Because it's a useful abstraction. If you only look at PRs and don't ever care about commits, why are they even being sent to reviewer in the first place? Just send a diff file.
Having atomic commits lets you actually benefit from having them. Suddenly you don't have to perform weird dances with interconnected PRs with dependencies as "PR too big" is not such a problem anymore as long as commits are digestible; you can have things property bisectable; you can preserve shared authorship; you can range-diff and have a better view on what and how changed between review passes, and so on...
The unit of change is commit, and PRs group commits you want someone to pull. If you don't want or need any of that, you're just sending a patch file in a needlessly elaborate way.
> If you only look at PRs and don't ever care about commits, why are they even being sent to reviewer in the first place? Just send a diff file.
This is in fact what hg does with amending changesets and yes it works far better. Keep PRs small and atomic and you never need to worry about what happens intra-pr. If you need bigger units of work that's what stacking is for.
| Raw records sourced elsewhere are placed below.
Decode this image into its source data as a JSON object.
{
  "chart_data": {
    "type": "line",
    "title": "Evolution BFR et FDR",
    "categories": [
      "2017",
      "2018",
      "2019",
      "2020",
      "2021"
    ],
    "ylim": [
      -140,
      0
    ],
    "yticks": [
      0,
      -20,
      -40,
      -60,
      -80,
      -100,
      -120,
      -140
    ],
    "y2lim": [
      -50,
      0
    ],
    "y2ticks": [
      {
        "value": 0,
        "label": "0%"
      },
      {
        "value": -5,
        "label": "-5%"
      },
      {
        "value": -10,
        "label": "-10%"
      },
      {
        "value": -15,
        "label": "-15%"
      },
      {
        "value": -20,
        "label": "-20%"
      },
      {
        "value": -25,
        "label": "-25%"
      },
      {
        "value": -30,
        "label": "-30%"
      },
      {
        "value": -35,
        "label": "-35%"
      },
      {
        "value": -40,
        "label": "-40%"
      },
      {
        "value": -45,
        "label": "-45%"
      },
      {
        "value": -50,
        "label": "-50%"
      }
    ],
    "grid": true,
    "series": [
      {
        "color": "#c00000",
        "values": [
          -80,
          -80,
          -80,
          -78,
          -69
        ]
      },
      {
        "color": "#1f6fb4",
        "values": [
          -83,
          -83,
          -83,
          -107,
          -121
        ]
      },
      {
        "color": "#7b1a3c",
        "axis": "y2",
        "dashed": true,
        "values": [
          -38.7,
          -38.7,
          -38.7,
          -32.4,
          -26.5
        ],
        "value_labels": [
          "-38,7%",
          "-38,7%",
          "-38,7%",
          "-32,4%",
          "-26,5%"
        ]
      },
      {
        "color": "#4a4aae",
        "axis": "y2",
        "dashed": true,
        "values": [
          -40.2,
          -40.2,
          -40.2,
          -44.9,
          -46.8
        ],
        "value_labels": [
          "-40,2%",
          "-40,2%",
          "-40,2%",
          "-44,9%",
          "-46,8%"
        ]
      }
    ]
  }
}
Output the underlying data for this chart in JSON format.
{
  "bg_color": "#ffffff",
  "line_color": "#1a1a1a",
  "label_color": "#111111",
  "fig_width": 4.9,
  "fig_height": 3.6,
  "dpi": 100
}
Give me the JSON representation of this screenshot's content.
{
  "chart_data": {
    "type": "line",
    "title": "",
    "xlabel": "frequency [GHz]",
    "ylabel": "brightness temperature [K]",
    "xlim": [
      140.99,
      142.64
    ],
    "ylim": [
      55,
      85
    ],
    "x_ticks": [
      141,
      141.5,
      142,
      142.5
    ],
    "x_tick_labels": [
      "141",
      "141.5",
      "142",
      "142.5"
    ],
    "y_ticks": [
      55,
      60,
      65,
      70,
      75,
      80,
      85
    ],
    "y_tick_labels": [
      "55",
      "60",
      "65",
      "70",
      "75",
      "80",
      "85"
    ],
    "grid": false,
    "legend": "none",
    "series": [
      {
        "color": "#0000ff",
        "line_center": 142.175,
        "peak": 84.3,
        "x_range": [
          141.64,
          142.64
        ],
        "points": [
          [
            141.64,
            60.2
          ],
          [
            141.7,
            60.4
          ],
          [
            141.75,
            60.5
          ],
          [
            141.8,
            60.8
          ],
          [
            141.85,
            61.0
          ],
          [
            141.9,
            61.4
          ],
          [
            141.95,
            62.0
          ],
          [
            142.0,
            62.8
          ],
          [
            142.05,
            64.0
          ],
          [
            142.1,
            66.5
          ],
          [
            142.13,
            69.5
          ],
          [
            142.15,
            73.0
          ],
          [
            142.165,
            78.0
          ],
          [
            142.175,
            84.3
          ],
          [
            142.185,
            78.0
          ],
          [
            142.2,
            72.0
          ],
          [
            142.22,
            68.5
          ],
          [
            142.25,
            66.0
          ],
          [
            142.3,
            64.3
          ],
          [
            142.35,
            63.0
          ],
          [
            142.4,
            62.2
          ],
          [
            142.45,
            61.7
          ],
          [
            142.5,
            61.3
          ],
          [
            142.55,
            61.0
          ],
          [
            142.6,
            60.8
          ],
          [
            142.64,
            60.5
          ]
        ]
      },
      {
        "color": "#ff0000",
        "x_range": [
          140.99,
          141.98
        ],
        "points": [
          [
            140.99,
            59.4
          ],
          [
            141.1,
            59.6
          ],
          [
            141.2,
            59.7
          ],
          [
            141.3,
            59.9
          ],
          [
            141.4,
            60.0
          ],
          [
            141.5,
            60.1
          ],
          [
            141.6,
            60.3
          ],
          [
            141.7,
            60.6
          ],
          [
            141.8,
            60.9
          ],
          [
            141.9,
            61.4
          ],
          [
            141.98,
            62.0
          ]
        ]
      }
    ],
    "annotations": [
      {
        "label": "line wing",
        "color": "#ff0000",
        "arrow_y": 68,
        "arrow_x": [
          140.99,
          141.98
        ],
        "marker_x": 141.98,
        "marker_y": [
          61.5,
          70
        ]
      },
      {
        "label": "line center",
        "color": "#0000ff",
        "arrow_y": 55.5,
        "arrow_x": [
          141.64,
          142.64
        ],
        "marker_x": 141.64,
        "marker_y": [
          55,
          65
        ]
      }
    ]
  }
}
Stacking is good for expressing dependencies, but isn't helpful when you need to make several distinct changes that aren't necessarily needed unless you take them all in. What's the value in having a separate PR that introduces a framework that you later use in another PR when you may not actually want to merge it if the latter one doesn't end up being merged as well?
A PR is a group of commits, just utilize that when you need it.